Posted on Friday 9 January 2004 to Visions and Illusions
Fixing the image - the early days of photography
In 1780, an eccentric Frenchman, Professor Charles, a builder of hot-air balloons and a lecturer in physics at the Sorbonne had already made elementary photographs on paper impregnated with silver chloride by casting through sunlight the silhouette of a man. In this way, the image of the silhouette was engraved in white on the paper, but after a few moments the light started to have an effect on it again until it made it disappear. Researchers from the principle European countries embarked on a mission to see who would be the first to come up with a solution to the problem. James Watt in Scotland, the inventor of the steam engine, was one of them. But the weak images on silver solutions that he obtained with the camera obscura, disappeared very quickly. Wedgwood, and later Humphry Davy, persevered further, but still had no success. On these experiments Humphry Davy wrote:
"What is needed is to somehow prevent the light parts of the drawing being affected by daylight. If this were achieved, the process would be as useful as it is straightforward. Up until now you have to keep the copy of the drawing in a dark place. This drawing can only be viewed in the dark and for a short time. I have tried in vain all possible means to prevent the colorless parts from going black with light.
"As for the images produced by the camera obscura, undoubtedly they did not get enough light for me to obtain a clear drawing with the silver nitrate. Nonetheless this is where the research interest lies. But all attempts have been useless."
It did not occur to Davy that the silver nitrate emulsion was not sufficiently sensitive to record the images that were being produced inside the camera.
In 1805, in Ciudad Real, now known as San Cristóbal de las Casas, in Chiapas, Mexico?which was then part of Guatemala?Don Enrique Martínez, a chemistry and festive firework enthusiast, experimented with the camera obscura and a silver chloride solution applied to a metal plate. The local historian, Don Prudencio Esponda, describes Martínez's experiments in the following way:
"With his mysterious dark box, the learned professor Martínez has managed to retain a replica, similar to a very beautiful drawing of the front of the temple of Santo Domingo, on a metal plate impregnated with chemical products which he invented. When he removed the above-mentioned replica from the dark, from the aforementioned box, he rubbed it with a compound of lime juice and other vegetable juices. In this way, the image lasted for some days during which the most important residents of the town could admire it."
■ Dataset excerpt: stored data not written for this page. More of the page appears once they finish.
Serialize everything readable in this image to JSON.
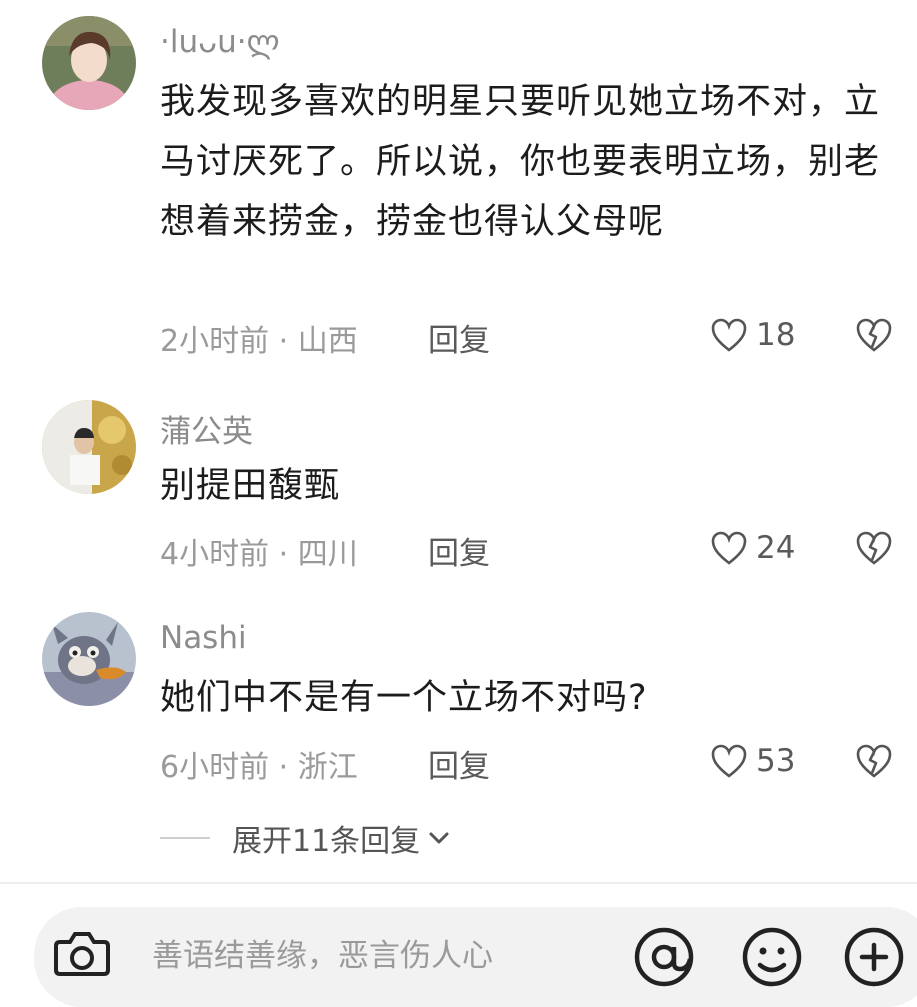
{
  "comments": [
    {
      "username": "·luᴗu·ლ",
      "text": "我发现多喜欢的明星只要听见她立场不对，立马讨厌死了。所以说，你也要表明立场，别老想着来捞金，捞金也得认父母呢",
      "time": "2小时前",
      "location": "山西",
      "reply": "回复",
      "likes": "18",
      "avatar": "girl-pink-hoodie"
    },
    {
      "username": "蒲公英",
      "text": "别提田馥甄",
      "time": "4小时前",
      "location": "四川",
      "reply": "回复",
      "likes": "24",
      "avatar": "person-gold-background"
    },
    {
      "username": "Nashi",
      "text": "她们中不是有一个立场不对吗?",
      "time": "6小时前",
      "location": "浙江",
      "reply": "回复",
      "likes": "53",
      "avatar": "cartoon-cat"
    }
  ],
  "expand_replies": "展开11条回复",
  "input": {
    "placeholder": "善语结善缘，恶言伤人心"
  },
  "icons": [
    "heart-icon",
    "broken-heart-icon",
    "chevron-down-icon",
    "camera-icon",
    "at-icon",
    "emoji-icon",
    "plus-icon"
  ]
}
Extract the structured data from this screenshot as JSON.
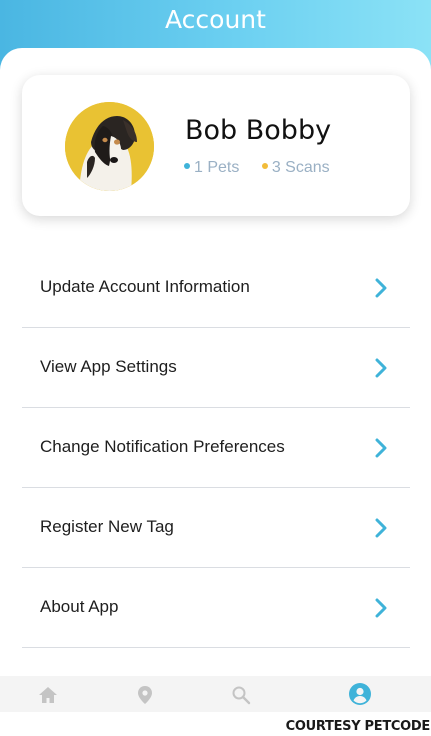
{
  "header": {
    "title": "Account"
  },
  "profile": {
    "name": "Bob Bobby",
    "pets": "1 Pets",
    "scans": "3 Scans",
    "avatar_icon": "dog-photo"
  },
  "menu": {
    "items": [
      {
        "label": "Update Account Information"
      },
      {
        "label": "View App Settings"
      },
      {
        "label": "Change Notification Preferences"
      },
      {
        "label": "Register New Tag"
      },
      {
        "label": "About App"
      },
      {
        "label": ""
      }
    ]
  },
  "bottom_nav": {
    "items": [
      {
        "icon": "home-icon",
        "active": false
      },
      {
        "icon": "location-pin-icon",
        "active": false
      },
      {
        "icon": "search-icon",
        "active": false
      },
      {
        "icon": "account-icon",
        "active": true
      }
    ]
  },
  "caption": "COURTESY PETCODE",
  "colors": {
    "accent": "#3fb3d9",
    "scans_dot": "#f2bc3a",
    "header_start": "#4ab6e2",
    "header_end": "#8be2f6",
    "inactive_icon": "#c4c4c4"
  }
}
Don Enrique Martínez could not continue his interesting experiments, as in January 1806 he died in a terrible explosion accidentally set off in his firework factory. Nevertheless it was unlikely that even if he had continued to live, despite having made remarkable discoveries, that these should have become known, given that the distant province in which he lived was totally isolated from the important cultural centers.
In 1822, Necèphore Niepce, a French chemist, succeeded in making the first permanent image employing silver iodide. Using a camera obscura bought from a manufacturer called Chevalier he achieved, after an eight-hour outside exposure, the image that from then on is known as the Set Table.